The isolation imposed on Palestinian population centers in the West Bank, and Nablus in particular, in combination with an international economic embargo has left this once thriving city in poverty. Work is extremely scarce, unemployment endemic, and hope for relief the only currency readily available.
A functioning Palestinian Authority (PA) was difficult to identify in Nablus three years ago, now it is non-existent. The militias are the only visible remnant. Men from Ktab-al Aqsa (the military wing of Fateh) and the military arm of Hamas passively patrol the streets of whichever areas they enjoy support. They provide no real public service in the traditional sense of governmental security forces. Though these militias were founded under the auspices of organized resistance to the Occupation, now they are largely biding time.

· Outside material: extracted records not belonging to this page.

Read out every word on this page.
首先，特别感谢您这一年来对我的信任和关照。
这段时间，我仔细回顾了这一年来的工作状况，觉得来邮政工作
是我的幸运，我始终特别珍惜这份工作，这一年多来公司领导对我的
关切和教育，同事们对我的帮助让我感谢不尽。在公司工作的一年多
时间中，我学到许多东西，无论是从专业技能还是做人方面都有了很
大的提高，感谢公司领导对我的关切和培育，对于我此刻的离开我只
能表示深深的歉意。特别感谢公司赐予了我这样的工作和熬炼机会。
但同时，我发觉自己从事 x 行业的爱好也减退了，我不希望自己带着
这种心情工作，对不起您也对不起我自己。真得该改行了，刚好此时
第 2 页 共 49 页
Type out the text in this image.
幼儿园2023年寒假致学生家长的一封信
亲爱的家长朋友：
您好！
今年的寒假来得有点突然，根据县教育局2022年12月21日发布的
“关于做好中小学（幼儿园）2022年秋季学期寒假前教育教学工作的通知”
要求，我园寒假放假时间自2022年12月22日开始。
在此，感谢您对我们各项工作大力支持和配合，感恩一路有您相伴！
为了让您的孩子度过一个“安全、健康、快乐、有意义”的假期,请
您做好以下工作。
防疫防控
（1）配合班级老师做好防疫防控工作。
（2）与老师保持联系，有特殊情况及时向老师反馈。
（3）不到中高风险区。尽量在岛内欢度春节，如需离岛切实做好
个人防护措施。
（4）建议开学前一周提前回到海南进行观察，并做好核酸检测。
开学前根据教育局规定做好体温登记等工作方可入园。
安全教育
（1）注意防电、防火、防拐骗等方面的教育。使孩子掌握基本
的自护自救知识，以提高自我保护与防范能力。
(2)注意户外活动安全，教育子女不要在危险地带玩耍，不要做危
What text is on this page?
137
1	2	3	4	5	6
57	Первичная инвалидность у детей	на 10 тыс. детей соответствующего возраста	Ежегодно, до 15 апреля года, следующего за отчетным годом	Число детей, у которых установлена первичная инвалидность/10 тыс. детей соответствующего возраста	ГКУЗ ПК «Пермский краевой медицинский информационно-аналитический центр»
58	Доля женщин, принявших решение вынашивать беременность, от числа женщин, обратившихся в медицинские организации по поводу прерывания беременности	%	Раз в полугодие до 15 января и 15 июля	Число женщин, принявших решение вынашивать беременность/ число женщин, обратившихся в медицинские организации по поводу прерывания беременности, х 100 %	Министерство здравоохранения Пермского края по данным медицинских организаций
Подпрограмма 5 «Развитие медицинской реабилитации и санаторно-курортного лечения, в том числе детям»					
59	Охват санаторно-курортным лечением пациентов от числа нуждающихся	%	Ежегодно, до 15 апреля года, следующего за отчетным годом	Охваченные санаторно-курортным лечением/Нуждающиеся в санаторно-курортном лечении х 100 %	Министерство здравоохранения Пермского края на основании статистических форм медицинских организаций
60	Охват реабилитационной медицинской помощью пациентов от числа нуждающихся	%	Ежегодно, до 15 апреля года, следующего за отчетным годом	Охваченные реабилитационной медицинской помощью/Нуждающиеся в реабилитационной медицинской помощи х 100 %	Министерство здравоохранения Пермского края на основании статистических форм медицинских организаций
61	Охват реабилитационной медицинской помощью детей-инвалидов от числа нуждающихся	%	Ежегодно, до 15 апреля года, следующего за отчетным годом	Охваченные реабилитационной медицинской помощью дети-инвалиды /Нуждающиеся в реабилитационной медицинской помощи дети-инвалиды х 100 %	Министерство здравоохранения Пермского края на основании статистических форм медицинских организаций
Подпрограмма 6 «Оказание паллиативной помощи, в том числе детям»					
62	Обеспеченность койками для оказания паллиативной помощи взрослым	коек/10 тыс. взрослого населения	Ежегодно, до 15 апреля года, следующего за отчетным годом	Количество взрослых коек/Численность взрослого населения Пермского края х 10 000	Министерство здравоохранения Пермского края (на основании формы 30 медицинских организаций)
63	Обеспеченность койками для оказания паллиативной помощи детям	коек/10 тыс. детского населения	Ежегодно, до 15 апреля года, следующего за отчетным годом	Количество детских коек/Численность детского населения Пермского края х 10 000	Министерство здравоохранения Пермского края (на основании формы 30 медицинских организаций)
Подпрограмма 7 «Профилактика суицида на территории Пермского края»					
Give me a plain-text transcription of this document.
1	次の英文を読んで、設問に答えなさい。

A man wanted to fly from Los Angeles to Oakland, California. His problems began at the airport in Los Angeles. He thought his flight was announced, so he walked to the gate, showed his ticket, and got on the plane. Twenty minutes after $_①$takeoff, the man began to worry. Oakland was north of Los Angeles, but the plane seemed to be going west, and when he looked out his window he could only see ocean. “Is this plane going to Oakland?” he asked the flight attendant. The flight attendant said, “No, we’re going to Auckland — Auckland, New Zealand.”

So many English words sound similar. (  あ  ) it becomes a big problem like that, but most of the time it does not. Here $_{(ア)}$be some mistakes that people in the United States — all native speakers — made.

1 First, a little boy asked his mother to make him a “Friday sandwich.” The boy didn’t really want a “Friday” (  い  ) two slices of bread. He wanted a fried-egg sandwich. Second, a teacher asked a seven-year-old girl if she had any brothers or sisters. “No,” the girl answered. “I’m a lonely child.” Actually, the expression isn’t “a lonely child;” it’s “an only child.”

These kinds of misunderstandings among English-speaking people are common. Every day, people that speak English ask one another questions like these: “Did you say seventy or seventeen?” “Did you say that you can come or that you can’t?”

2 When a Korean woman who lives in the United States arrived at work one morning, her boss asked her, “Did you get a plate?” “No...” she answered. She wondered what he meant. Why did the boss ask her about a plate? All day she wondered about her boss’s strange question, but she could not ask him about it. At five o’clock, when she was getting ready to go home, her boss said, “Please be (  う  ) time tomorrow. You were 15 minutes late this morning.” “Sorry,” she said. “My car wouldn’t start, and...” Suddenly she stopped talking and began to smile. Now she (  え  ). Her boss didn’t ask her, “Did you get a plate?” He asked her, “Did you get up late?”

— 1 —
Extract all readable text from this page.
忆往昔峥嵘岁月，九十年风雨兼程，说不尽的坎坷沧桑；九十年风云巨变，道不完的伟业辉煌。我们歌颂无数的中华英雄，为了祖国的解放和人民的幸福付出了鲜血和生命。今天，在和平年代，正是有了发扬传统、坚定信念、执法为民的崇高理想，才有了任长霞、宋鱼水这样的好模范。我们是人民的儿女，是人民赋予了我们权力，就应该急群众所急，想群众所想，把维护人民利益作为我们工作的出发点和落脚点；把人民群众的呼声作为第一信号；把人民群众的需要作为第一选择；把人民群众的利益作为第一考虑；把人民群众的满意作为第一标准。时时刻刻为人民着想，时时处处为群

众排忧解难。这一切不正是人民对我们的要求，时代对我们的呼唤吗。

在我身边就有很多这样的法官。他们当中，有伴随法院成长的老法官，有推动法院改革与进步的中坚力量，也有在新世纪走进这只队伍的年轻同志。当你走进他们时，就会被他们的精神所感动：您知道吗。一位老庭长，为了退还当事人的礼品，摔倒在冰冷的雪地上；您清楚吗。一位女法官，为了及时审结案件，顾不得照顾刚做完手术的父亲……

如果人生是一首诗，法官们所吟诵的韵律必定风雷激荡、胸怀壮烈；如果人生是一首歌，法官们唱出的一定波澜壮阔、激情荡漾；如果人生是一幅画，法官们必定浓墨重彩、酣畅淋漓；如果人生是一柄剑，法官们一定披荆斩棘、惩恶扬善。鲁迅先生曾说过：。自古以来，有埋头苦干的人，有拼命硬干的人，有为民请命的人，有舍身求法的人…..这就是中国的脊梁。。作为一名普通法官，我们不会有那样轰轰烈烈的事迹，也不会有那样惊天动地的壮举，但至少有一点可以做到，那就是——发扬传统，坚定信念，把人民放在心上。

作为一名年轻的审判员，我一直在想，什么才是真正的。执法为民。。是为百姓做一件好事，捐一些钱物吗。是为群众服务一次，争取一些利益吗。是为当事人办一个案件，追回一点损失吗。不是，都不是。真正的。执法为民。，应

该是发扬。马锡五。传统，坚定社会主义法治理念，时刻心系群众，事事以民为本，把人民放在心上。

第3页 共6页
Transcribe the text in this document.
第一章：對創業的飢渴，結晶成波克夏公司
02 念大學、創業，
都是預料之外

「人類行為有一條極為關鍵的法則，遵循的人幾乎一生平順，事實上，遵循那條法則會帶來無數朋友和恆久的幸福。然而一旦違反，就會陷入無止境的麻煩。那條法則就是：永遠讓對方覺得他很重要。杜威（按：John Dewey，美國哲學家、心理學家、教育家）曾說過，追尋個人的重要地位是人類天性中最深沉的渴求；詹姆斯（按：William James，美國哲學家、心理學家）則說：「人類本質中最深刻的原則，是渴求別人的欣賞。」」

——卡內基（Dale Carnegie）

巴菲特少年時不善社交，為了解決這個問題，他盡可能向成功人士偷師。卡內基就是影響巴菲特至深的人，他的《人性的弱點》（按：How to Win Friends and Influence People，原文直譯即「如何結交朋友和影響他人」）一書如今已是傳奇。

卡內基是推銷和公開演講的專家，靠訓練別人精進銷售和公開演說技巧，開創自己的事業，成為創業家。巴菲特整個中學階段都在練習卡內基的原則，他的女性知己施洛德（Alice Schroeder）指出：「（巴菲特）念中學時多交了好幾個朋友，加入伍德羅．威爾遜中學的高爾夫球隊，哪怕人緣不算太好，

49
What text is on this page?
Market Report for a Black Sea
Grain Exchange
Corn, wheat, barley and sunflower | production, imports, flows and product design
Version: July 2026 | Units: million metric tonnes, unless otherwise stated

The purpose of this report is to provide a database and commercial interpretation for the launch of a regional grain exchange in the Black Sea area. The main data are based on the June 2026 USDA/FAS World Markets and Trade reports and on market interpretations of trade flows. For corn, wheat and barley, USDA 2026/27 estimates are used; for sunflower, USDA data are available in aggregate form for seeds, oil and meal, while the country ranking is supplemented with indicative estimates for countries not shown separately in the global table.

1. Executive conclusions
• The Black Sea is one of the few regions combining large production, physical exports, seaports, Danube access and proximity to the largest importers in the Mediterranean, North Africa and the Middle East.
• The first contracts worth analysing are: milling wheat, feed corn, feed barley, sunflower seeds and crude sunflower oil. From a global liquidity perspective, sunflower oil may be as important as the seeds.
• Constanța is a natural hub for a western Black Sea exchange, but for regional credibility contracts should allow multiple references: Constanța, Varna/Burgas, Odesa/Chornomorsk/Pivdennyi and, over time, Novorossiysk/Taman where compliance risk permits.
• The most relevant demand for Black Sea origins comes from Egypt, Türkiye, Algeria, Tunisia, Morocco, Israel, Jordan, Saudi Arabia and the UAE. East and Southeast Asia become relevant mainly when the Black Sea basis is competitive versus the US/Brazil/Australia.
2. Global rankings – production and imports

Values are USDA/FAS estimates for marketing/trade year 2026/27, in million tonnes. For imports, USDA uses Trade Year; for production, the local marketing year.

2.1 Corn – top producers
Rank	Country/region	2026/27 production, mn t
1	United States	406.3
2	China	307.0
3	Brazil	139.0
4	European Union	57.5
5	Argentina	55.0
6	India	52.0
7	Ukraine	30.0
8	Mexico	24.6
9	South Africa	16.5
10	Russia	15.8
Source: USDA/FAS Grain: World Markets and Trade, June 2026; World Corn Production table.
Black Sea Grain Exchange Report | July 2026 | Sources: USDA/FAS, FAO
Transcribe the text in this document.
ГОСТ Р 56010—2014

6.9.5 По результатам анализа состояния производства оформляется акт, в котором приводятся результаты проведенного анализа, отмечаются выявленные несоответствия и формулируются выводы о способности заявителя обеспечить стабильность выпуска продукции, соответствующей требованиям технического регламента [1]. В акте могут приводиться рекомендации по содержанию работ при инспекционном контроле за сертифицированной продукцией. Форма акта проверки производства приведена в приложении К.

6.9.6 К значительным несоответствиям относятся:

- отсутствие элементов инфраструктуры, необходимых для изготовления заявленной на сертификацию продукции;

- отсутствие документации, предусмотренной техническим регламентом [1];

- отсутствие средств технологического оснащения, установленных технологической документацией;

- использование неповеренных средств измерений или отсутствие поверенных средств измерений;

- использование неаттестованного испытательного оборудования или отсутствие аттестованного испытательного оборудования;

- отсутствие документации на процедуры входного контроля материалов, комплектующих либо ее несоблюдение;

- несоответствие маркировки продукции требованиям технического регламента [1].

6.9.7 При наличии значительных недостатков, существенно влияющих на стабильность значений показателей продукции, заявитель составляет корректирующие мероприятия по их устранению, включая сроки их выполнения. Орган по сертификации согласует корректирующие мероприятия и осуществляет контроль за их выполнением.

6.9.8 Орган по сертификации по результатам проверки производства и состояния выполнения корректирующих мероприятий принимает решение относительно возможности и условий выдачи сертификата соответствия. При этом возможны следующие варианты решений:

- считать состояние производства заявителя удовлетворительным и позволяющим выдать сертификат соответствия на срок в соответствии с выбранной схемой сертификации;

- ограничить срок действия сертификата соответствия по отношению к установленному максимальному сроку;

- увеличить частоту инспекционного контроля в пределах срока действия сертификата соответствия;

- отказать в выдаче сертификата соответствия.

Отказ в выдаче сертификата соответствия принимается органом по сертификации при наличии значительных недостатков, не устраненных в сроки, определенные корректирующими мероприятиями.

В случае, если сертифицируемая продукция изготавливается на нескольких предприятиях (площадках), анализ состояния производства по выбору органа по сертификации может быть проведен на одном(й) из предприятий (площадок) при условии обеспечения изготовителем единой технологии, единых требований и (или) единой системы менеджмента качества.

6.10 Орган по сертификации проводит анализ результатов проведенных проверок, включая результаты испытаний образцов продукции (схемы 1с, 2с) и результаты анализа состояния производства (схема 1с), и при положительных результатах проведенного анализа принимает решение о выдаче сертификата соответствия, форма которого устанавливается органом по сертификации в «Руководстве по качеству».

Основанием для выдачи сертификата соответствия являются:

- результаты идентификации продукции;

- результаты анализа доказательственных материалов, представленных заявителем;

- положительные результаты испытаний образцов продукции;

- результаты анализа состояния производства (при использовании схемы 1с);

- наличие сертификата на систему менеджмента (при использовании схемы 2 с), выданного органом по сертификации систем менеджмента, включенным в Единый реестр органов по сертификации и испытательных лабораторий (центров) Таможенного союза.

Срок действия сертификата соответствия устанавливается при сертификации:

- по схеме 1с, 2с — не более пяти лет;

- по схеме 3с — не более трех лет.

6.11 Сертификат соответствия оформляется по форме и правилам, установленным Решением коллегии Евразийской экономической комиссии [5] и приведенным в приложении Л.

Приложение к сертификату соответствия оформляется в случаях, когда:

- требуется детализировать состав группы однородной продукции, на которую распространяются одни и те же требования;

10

Since the beginning of the Second Intifada, Israel has been relatively successful in its efforts to dismantle organized, armed resistance. Thousands have been imprisoned or killed, and six years on, the will to fight has greatly diminished. What is left of the militias is reluctant to engage Israeli troops when they invade Palestinian areas to make arrests or destroy infrastructure. If either side expends too much of its resources in such fighting, it will be that much weaker if a dominant party emerges from the current Palestinian political crisis. In this vain, they have turned the guns on each other, and many believe the division to be so deep, that if Palestinian President Mahmoud Abbas is successful in pushing through new elections, the result could be civil war.
Their rivalry has intensified since the international boycott of the Hamas led PA, and many feel that Abbas’ continued dealings with Israel to be nothing short of appeasement, even accusing Fateh of deliberately sabotaging Hamas’ ability to govern. In turn, critics of Hamas point to an unreasonable stubbornness and an inviable approach to democratic governance. American endorsement of Abbas is seen by some to be an attempt to stoke these tensions.
But the real pressures are largely external, led by Israel and the United States in their efforts to coerce Palestinian cooperation.
Cessation of international financial aid has devastated the Palestinian economy. In Nablus, once busy and crowded marketplaces are closed. People here are becoming ever more desperate to sustain themselves, worried they may be headed toward a situation akin to Gaza, with its humanitarian crisis of unprecedented scale in Palestine.
The lack of activity has encouraged most of the international activists to seek out new communities where they can be more effective. Groups such as the one in Bil’in near Ramallah conduct weekly demonstrations against the Annexation Wall cutting through that village’s land. In Balata Camp, I was struck by my ability to blend in. Hardly a single child came running to ask, “What’s your name?!” and I sensed the lack of an organized and consistent team of international activists here had left its mark. I plan to visit with several Nablus-based NGO’s and evaluate the situation here before I make a decision about the best location to base RJI’s activities.